I almost always try to avoid repeating topics of diaries that are already in process. But, respectfully, this diary misses the most important point. It is great that JP Morgan has been sued--and congrats to NY Attorney General Eric Schneiderman. But, we've seen this picture before: suits are filed and the executives who committed fraud or financial crimes or misconduct are NEVER--NEVER--held accountable. If we want real change--not phony, uplifting change--these people must go to jail. NO DEALS.
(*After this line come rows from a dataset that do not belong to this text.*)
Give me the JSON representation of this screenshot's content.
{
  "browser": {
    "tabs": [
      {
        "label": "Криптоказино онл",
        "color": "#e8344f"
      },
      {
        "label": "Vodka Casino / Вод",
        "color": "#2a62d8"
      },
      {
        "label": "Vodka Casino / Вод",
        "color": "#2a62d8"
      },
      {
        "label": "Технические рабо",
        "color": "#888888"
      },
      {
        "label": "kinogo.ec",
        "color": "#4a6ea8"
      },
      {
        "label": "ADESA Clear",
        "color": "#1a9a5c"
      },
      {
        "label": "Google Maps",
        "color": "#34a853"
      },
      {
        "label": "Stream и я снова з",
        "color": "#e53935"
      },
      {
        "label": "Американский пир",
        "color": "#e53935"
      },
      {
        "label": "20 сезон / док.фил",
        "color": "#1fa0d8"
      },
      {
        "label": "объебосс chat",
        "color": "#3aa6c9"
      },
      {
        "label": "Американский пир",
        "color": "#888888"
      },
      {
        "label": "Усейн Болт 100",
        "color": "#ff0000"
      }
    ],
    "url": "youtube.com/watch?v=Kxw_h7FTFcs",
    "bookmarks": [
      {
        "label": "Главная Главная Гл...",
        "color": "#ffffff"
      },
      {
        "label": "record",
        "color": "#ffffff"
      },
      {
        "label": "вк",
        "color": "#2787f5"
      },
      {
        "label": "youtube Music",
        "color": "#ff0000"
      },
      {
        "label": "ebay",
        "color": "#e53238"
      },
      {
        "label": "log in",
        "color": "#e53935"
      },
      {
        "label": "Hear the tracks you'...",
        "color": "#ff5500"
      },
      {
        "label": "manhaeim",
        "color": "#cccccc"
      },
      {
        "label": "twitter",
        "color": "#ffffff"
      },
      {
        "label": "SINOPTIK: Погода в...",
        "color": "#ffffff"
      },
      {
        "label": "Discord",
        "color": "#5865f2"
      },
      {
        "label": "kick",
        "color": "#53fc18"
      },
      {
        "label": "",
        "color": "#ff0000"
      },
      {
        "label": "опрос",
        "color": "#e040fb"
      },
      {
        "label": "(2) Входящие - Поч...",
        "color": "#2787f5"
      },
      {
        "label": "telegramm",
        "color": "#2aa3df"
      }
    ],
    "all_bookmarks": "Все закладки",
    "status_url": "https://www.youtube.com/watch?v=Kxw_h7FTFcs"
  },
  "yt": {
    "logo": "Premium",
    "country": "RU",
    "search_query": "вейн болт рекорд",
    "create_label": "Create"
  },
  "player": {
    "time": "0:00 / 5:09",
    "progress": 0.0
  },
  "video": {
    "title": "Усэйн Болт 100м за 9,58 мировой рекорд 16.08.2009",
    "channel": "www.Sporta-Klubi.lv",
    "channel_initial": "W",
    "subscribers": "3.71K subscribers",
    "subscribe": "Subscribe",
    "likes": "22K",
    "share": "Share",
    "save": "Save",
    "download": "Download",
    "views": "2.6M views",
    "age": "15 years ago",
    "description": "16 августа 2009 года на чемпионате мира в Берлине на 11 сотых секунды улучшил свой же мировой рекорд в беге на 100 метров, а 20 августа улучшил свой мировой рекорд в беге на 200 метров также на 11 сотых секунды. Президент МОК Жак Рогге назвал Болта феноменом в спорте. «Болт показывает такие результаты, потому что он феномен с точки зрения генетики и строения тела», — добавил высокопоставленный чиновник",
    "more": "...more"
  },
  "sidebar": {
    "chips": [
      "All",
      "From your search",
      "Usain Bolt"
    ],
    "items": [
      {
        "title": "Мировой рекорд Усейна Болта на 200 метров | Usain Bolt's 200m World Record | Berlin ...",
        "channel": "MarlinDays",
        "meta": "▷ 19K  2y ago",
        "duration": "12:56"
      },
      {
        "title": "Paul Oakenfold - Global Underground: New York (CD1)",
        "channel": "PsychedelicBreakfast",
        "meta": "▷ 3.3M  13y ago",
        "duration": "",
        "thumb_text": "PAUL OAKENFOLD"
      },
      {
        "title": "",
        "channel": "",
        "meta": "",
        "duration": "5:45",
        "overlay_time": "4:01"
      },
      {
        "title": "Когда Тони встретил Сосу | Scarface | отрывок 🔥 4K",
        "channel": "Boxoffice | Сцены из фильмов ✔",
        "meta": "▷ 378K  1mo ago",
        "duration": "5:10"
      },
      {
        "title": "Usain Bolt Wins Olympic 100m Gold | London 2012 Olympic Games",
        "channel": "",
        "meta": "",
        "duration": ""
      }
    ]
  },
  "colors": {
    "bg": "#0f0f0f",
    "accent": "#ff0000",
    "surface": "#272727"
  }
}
You can read the diary I referenced or read the upshot of the news here:
The federal mortgage task force that was formed in January by the Justice Department filed its first complaint against a big bank on Monday, citing a broad pattern of misconduct in the packaging and sale of mortgage securities during the housing boom.The problem is that this is not the news. The news is that bank executives still have their jobs and are still making huge pay AFTER they engaged, directly or through their subordinates, in illegal, criminal and improper misconduct.
The civil suit against Bear Stearns & Company, now a unit of JPMorgan Chase, was brought in New York State Supreme Court by Eric T. Schneiderman, the attorney general who is also a co-chairman of the task force, known as the Residential Mortgage-Backed Securities Working Group.
Bank of America executives--who were central to deceiving investors--got a stay-out-of-jail card to the tune of a $2 billion settlement.
Barclays paid hundreds of millions of dollars in shareholder money to wipe away fraud charges–- and no executives went to jail.
Goldman Sachs execs were pleased to see a $550 million to pay offtheir criminal behavior--because they, too, stayed out of jail.
And, to top it off, the same JPMorgan now being sued has already shelled out $153 million, a bargain to make previous charges go away--without any jail time for executives.
Let's underscore: this is shareholder money that pays off these fines. It does not come from the pockets of the CEOs and top executives.
And, when the banks suffer losses because of fraud or wrong-doing, who pays the price? The secretaries, the clerks and the low-level people who get shown the door when the pyramid crashes down.
The only lesson learned is this: we can do it again because we won't pay a price for destroying peoples' lives.
Until these guys sit in jail, nothing will change.